DISSERTAÇÃO Enquadramento Histórico e Apreciações

Afonso Henriques por Soares dos Reis

DISSERTAÇÃO
Enquadramento Histórico e Apreciações

Estes acontecimentos dão-se num tempo em que a freguesia de Fontão era já uma entidade jurídica definida, e em que as circunstâncias adversas tinham desaparecido. Estes tempos viveram-se pelos fins do séc. X, decorrer do primeiro milénio da nossa Era. Na nossa região, Galiza e Norte de Portugal, particularmente a zona da serra de Arga, entre os rios Minho e Lima, atuaram os Normandos, que, entrando pelas Barras destes rios, desembarcaram nas terras limítrofes e assaltaram sem dó nem piedade, as populações residentes, às quais levaram destruição e morte. Não havia defesa. Cada um tinha de valer-se a si mesmo.
Os Fontanenses devem ter-se abrigado nos bosques do Ameal, ou subido pela encosta da Silvareira, para o interior da Serra, onde a defesa era fácil e segura; para só regressarem, quando o perigo passasse.
Pelo rio acima, os barcos Viquingues e respetivas tripulações de piratas, semeavam o pânico e o terror. E isso aconteceu, de acordo com o contexto histórico, dos séculos oitavo ao décimo.
Depois, os Normandos convertem -se ao Cristianismo, e entendem-se com os Naturais. As coisas mudam. De terríveis salteadores, tornam-se irmãos na fé.
Continuam a subir o rio Lima, mas agora como amigos e clientes. Trazem mercadorias. Compram produtos.
Trazem o sal de Ovar. Levam a carne.
O gado, outrora cobiçado pelos piratas, dá agora, lucro aos Fontanenses. Junto ao Ameal aparece agora o Toural. E, mais abaixo, mas logo a seguir, o Talho. É o negócio a prosperar.
A princípio, são somente os Normandos. Mas pelo séc. X, surgem os peregrinos de S. Tiago. Depois os CRUZADOS e guerreiros do Norte da Europa, que rodeiam a costa atlântica a caminho da Terra Santa.
São, também, os guerreiros cristãos das Astúrias e de Leão que se deslocam para sul, nas suas conquistas.
Nasce o reino de Portugal. D. Afonso Henriques alicia os CRUZADOS, para a conquista de Lisboa. E, mais tarde, D. Sancho, para a conquista de Silves.
O negócio prospera. O Rei reclama os seus direitos e quer impor o fisco. Os Homens do negócio enfrentam-no, de peito aberto, com a consciência do seu poder, e exigem a segurança nos caminhos.
Chegam a um acordo:”Óh rei...manda nas estradas... Que nos campos mandamos nós!”. O rei compromete-se com a segurança nas estradas.
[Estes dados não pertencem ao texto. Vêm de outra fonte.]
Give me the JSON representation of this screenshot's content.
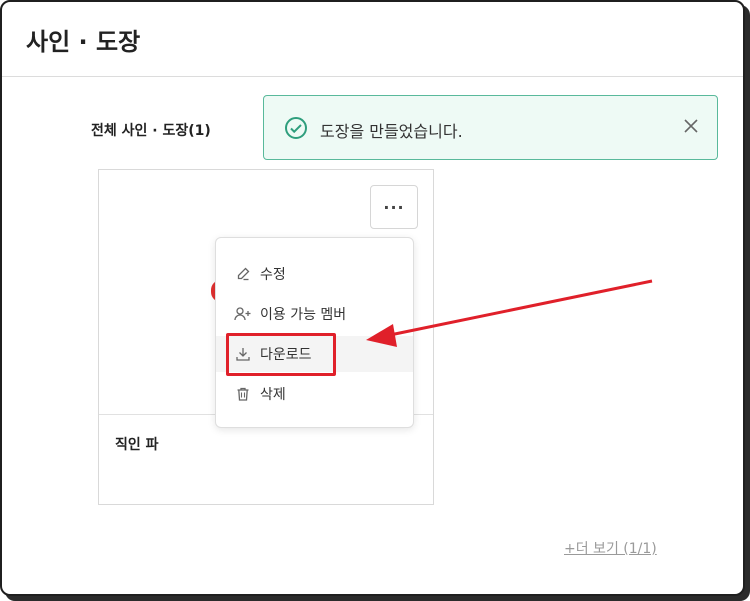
{
  "page": {
    "title": "사인 · 도장"
  },
  "section": {
    "title": "전체 사인 · 도장(1)"
  },
  "card": {
    "name": "직인 파",
    "more_button_label": "···"
  },
  "menu": {
    "items": [
      {
        "label": "수정",
        "icon": "edit-icon"
      },
      {
        "label": "이용 가능 멤버",
        "icon": "add-user-icon"
      },
      {
        "label": "다운로드",
        "icon": "download-icon"
      },
      {
        "label": "삭제",
        "icon": "trash-icon"
      }
    ]
  },
  "toast": {
    "message": "도장을 만들었습니다.",
    "icon": "check-circle-icon",
    "close_icon": "close-icon",
    "color": "#2f9e7d"
  },
  "footer": {
    "more_link": "+더 보기 (1/1)"
  },
  "colors": {
    "annotation": "#e0202a",
    "toast_border": "#59b99b",
    "toast_bg": "#eefaf5"
  }
}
Os seus homens de negócio, garantem o trabalho.
É, talvez, nessa altura que nascem as Torres, lugar de vigia sobre o Ameal e o Toural. E são introduzidos os Serenos, vigilantes da noite, e representantes do rei e dos seus interesses, junto dos homens de negócio, em Fontão. E tem origem uma nova família.
E o tear de ouro, no Valo do Rego do Talho funcionava agora, seguro nas mãos dos Fontanenses.
Alimentam o negócio as guerras de conquista no Alentejo. A conquista do Algarve. A campanha das Navas de Tolosa e do Salado.
Na conquista de Ceuta, as carnes do Norte alimentam os guerreiros. O Povo contenta-se com as vísceras. Nas caravelas dos descobrimentos a carne continua ao serviço da Pátria. Talvez tenha embarcado com D. Sebastião para a atípica expedição.
Depois, o portinho morreu. Caiu no esquecimento. O rio deixou de ser podre...O Talho perdeu o sentido. O Tear virou Lenda.
Há muito que Viana substituíra o matadouro. Desde o séc. XIV, os barcos não subiram o rio Lima. O Talho ficou sem serventia. A família dos Serenos ficou sem trabalho. Mas os Fontanenses ficaram agarrados à criação de gado, até ao dia de hoje.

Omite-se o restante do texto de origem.